Liberaltarians

LIBERALTARIANS….Cato VP Brink Lindsey takes to the pages of the New Republic today to mourn the loss of the libertarian-conservative alliance of the past and ask if a new coalition between libertarians and liberals is possible. I almost didn’t bother reading it, but then I changed my mind because I happen to be in a bad mood at the moment and I figured he’d give me a chance to whack away at some of my pet peeves about libertarians. Ducks in a barrel and all that.

But surprise: Lindsey’s piece is a pretty clear-eyed look at whether liberals and libertarians can get along. He avoids pretending that there’s a huge pool of libertarians just waiting to be tapped (though he makes a nod in that direction by claiming that 13% of the population is “libertarian-leaning”). He doesn’t pretend that anyone who believes in individual rights is automatically a libertarian, even admitting that most of the social policies favored by libertarians were originally “championed by the political left.” And he forthrightly admits that social policies don’t matter that much anyway: it’s in the economic sphere where the libertarian rubber meets the liberal road.
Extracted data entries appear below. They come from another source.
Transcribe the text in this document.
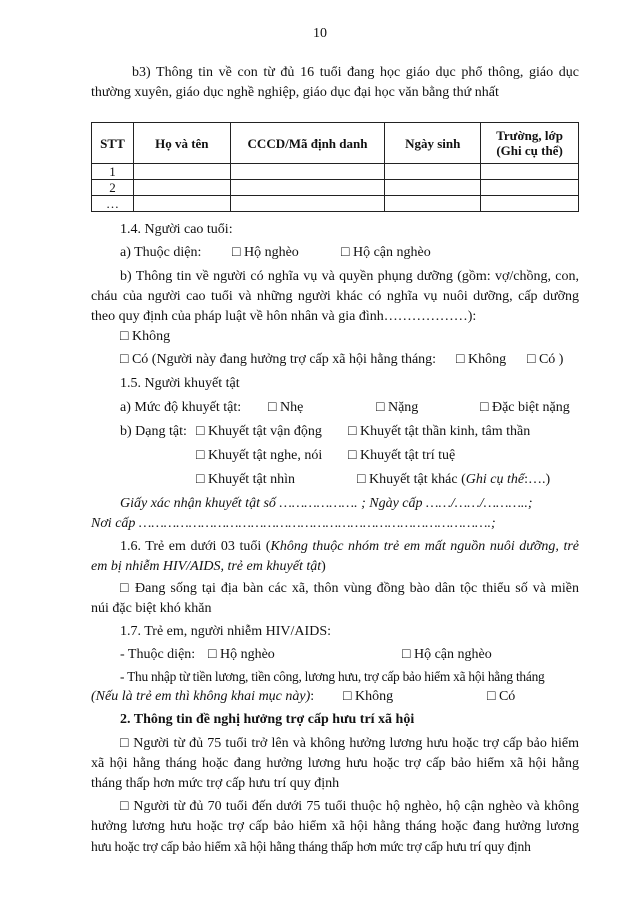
10
b3) Thông tin về con từ đủ 16 tuổi đang học giáo dục phổ thông, giáo dục
thường xuyên, giáo dục nghề nghiệp, giáo dục đại học văn bằng thứ nhất
STT	Họ và tên	CCCD/Mã định danh	Ngày sinh	Trường, lớp
(Ghi cụ thể)
1				
2				
…				
1.4. Người cao tuổi:
a) Thuộc diện: □ Hộ nghèo	□ Hộ cận nghèo
b) Thông tin về người có nghĩa vụ và quyền phụng dưỡng (gồm: vợ/chồng, con,
cháu của người cao tuổi và những người khác có nghĩa vụ nuôi dưỡng, cấp dưỡng
theo quy định của pháp luật về hôn nhân và gia đình………………):
□ Không
□ Có (Người này đang hưởng trợ cấp xã hội hằng tháng: □ Không □ Có )
1.5. Người khuyết tật
a) Mức độ khuyết tật: □ Nhẹ	□ Nặng	□ Đặc biệt nặng
b) Dạng tật: □ Khuyết tật vận động □ Khuyết tật thần kinh, tâm thần
□ Khuyết tật nghe, nói □ Khuyết tật trí tuệ
□ Khuyết tật nhìn	□ Khuyết tật khác (Ghi cụ thể:….)
Giấy xác nhận khuyết tật số ………………. ; Ngày cấp ……/……/………..;
Nơi cấp ………………………………………………………………………….;
1.6. Trẻ em dưới 03 tuổi (Không thuộc nhóm trẻ em mất nguồn nuôi dưỡng, trẻ
em bị nhiễm HIV/AIDS, trẻ em khuyết tật)
□ Đang sống tại địa bàn các xã, thôn vùng đồng bào dân tộc thiểu số và miền
núi đặc biệt khó khăn
1.7. Trẻ em, người nhiễm HIV/AIDS:
- Thuộc diện: □ Hộ nghèo	□ Hộ cận nghèo
- Thu nhập từ tiền lương, tiền công, lương hưu, trợ cấp bảo hiểm xã hội hằng tháng
(Nếu là trẻ em thì không khai mục này): □ Không	□ Có
2. Thông tin đề nghị hưởng trợ cấp hưu trí xã hội
□ Người từ đủ 75 tuổi trở lên và không hưởng lương hưu hoặc trợ cấp bảo hiểm
xã hội hằng tháng hoặc đang hưởng lương hưu hoặc trợ cấp bảo hiểm xã hội hằng
tháng thấp hơn mức trợ cấp hưu trí quy định
□ Người từ đủ 70 tuổi đến dưới 75 tuổi thuộc hộ nghèo, hộ cận nghèo và không
hưởng lương hưu hoặc trợ cấp bảo hiểm xã hội hằng tháng hoặc đang hưởng lương
hưu hoặc trợ cấp bảo hiểm xã hội hằng tháng thấp hơn mức trợ cấp hưu trí quy định
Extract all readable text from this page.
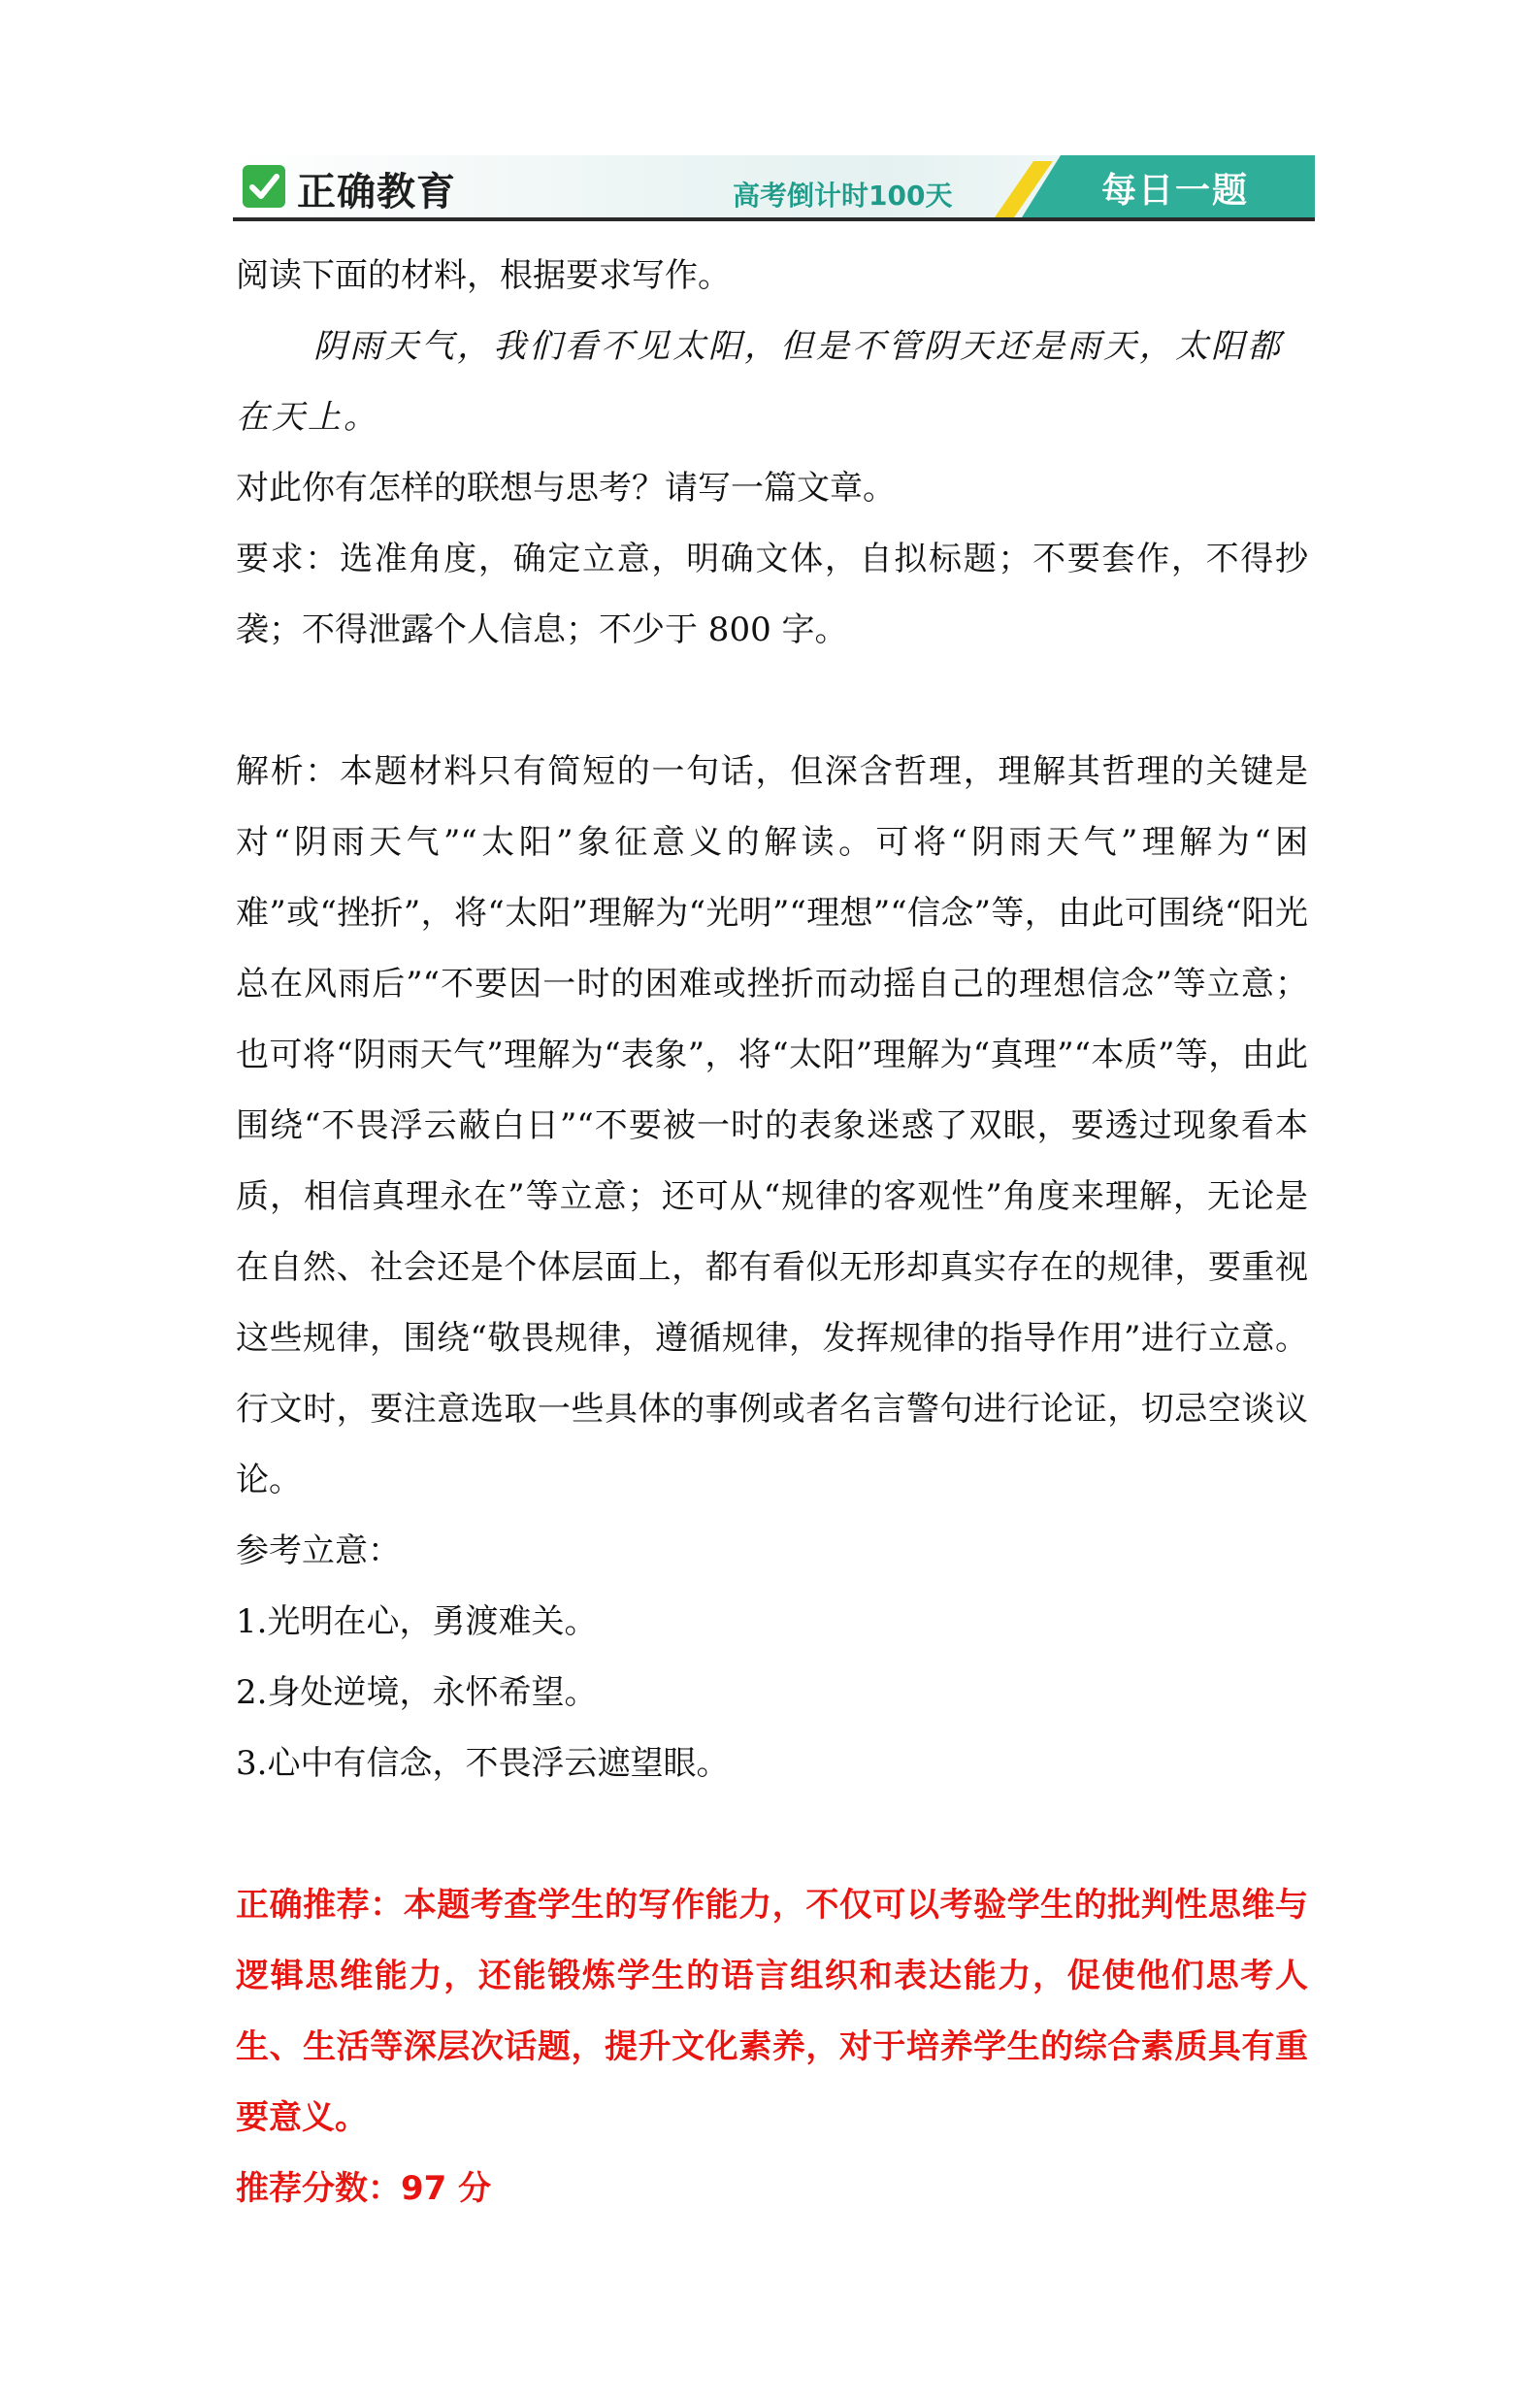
正确教育	高考倒计时100天	每日一题
阅读下面的材料，根据要求写作。
阴雨天气，我们看不见太阳，但是不管阴天还是雨天，太阳都在天上。
对此你有怎样的联想与思考？请写一篇文章。
要求：选准角度，确定立意，明确文体，自拟标题；不要套作，不得抄袭；不得泄露个人信息；不少于 800 字。
解析：本题材料只有简短的一句话，但深含哲理，理解其哲理的关键是对“阴雨天气”“太阳”象征意义的解读。可将“阴雨天气”理解为“困难”或“挫折”，将“太阳”理解为“光明”“理想”“信念”等，由此可围绕“阳光总在风雨后”“不要因一时的困难或挫折而动摇自己的理想信念”等立意；也可将“阴雨天气”理解为“表象”，将“太阳”理解为“真理”“本质”等，由此围绕“不畏浮云蔽白日”“不要被一时的表象迷惑了双眼，要透过现象看本质，相信真理永在”等立意；还可从“规律的客观性”角度来理解，无论是在自然、社会还是个体层面上，都有看似无形却真实存在的规律，要重视这些规律，围绕“敬畏规律，遵循规律，发挥规律的指导作用”进行立意。行文时，要注意选取一些具体的事例或者名言警句进行论证，切忌空谈议论。
参考立意：
1.光明在心，勇渡难关。
2.身处逆境，永怀希望。
3.心中有信念，不畏浮云遮望眼。
正确推荐：本题考查学生的写作能力，不仅可以考验学生的批判性思维与逻辑思维能力，还能锻炼学生的语言组织和表达能力，促使他们思考人生、生活等深层次话题，提升文化素养，对于培养学生的综合素质具有重要意义。
推荐分数：97 分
Of course, that’s also where the “liberaltarian” dream dies a nasty and horrible death:

Allow me to hazard a few more specific suggestions about what a liberal-libertarian entente on economics might look like. Let’s start with the comparatively easy stuff: farm subsidies and other corporate welfare.

….Tax reform also offers the possibility of win-win bargains. The basic idea is simple: Shift taxes away from things we want more of and onto things we want less of. Specifically, cut taxes on savings and investment, cut payroll taxes on labor, and make up the shortfall with increased taxation of consumption.

….Entitlement reform is probably the most difficult problem facing would-be fusionists….One possible path toward constructive compromise lies in taking the concept of social insurance seriously….Social Security and Medicare as currently administered are not social insurance in any meaningful sense, because reaching retirement age and having health care expenses in old age are not risky, insurable events. On the contrary, in our affluent society, they are near certainties….We need to move from the current pay-as-you-go approach to a system in which private savings would provide primary funding for the costs of old age.

It’s a nice try, I guess, but this just has nowhere to go. Liberals are never going to give up on the idea of progressive taxation, and our overall tax system is only barely progressive as it is. Making it even flatter ? or even plainly regressive ? by cutting investment taxes and increasing consumption taxes is a nonstarter.

Ditto on entitlements. Universal pensions and universal healthcare are bedrock parts of the social safety net, and it’s simply not conceivable that liberals will give ground on these. Nor should we. 13% of the country may be libertarian leaning, but something around 100% of the country likes Social Security and a pretty sizable majority like Medicare too. Universal healthcare will be equally popular eventually, and will also be far more efficient than the pseudo-free market alternative we have now.

And don’t even get me started on growing income inequality. I sometimes wonder if there’s any level of income inequality that conservatives and libertarians would consider high enough to merit an arched eyebrow.

Bottom line: I just don’t see it. Lindsey is better than most at diagnosing where the real differences lie, but those difference are core to the identities of both groups. It’s hard to see the point of even trying to compromise on this stuff.